Elle a dit qu'elle ne pouvait pas, non pas qu'elle ne la plaignait pas.
Liang Shi remarqua la différence de formulation et haussa un sourcil, demandant : « Impossible ? »
« Non, tu ne peux pas », dit Xu Qingzhu. « Si j'avais pitié d'elle, cela reviendrait à nier tous tes efforts de la journée. Je peux seulement dire que l'on doit toujours payer le prix de ses actes, il n'y a donc aucune raison de la plaindre. »

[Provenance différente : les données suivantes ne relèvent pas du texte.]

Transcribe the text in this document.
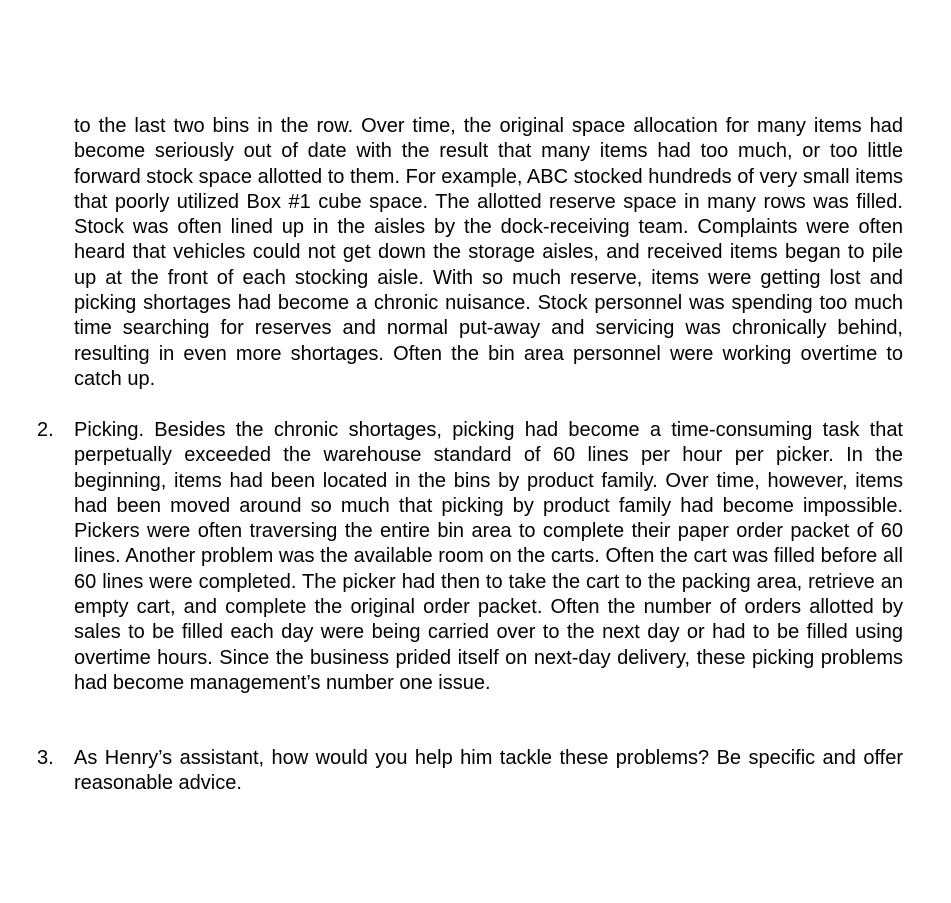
to the last two bins in the row. Over time, the original space allocation for many items had become seriously out of date with the result that many items had too much, or too little forward stock space allotted to them. For example, ABC stocked hundreds of very small items that poorly utilized Box #1 cube space. The allotted reserve space in many rows was filled. Stock was often lined up in the aisles by the dock-receiving team. Complaints were often heard that vehicles could not get down the storage aisles, and received items began to pile up at the front of each stocking aisle. With so much reserve, items were getting lost and picking shortages had become a chronic nuisance. Stock personnel was spending too much time searching for reserves and normal put-away and servicing was chronically behind, resulting in even more shortages. Often the bin area personnel were working overtime to catch up.

2. Picking. Besides the chronic shortages, picking had become a time-consuming task that perpetually exceeded the warehouse standard of 60 lines per hour per picker. In the beginning, items had been located in the bins by product family. Over time, however, items had been moved around so much that picking by product family had become impossible. Pickers were often traversing the entire bin area to complete their paper order packet of 60 lines. Another problem was the available room on the carts. Often the cart was filled before all 60 lines were completed. The picker had then to take the cart to the packing area, retrieve an empty cart, and complete the original order packet. Often the number of orders allotted by sales to be filled each day were being carried over to the next day or had to be filled using overtime hours. Since the business prided itself on next-day delivery, these picking problems had become management’s number one issue.

3. As Henry’s assistant, how would you help him tackle these problems? Be specific and offer reasonable advice.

Liang Shi acquiesça : « C'est tout à fait vrai. »
Xu Qingzhu tenait le verre à deux mains, puis, après un moment, elle changea de sujet pour parler de ce qui s'était passé ce soir. «
Professeur Liang, faites comme si je n'avais rien dit.
»
« Quelle phrase ? » Liang Shi ne réagit pas tout de suite.
Xu Qingzhu pinça les lèvres : « Je t'avais dit de ne pas entrer dans le monde du spectacle. »
Liang Shi : "..."
« J’ai l’impression que les personnalités publiques doivent accepter trop de choses », a déclaré Hsu Ching-chu. « Ces choses-là rendent les gens… très malheureux. »
« Je sais. » Liang Shi sourit. Elle se tenait dans l'embrasure de la porte, la faible lumière auréolant son visage. « Alors, merci. »
« Hein ? » Xu Qingzhu fut interloqué. « Me remercier pour quoi ? »
« Ce n'est rien. » Liang Shi était trop gênée pour aborder la vérité non dite, car cela ne ferait que rendre la situation embarrassante pour tous les deux, et ce n'était pas nécessaire.
« Va te coucher tôt », l’exhorta Liang Shi.
Xu Qingzhu la fixa de ses yeux clairs, et ce n'est qu'au moment de partir qu'elle dit : « Liang Shi, si jamais tu vois quelque chose qui te rend malheureuse, tu pourras m'en parler. »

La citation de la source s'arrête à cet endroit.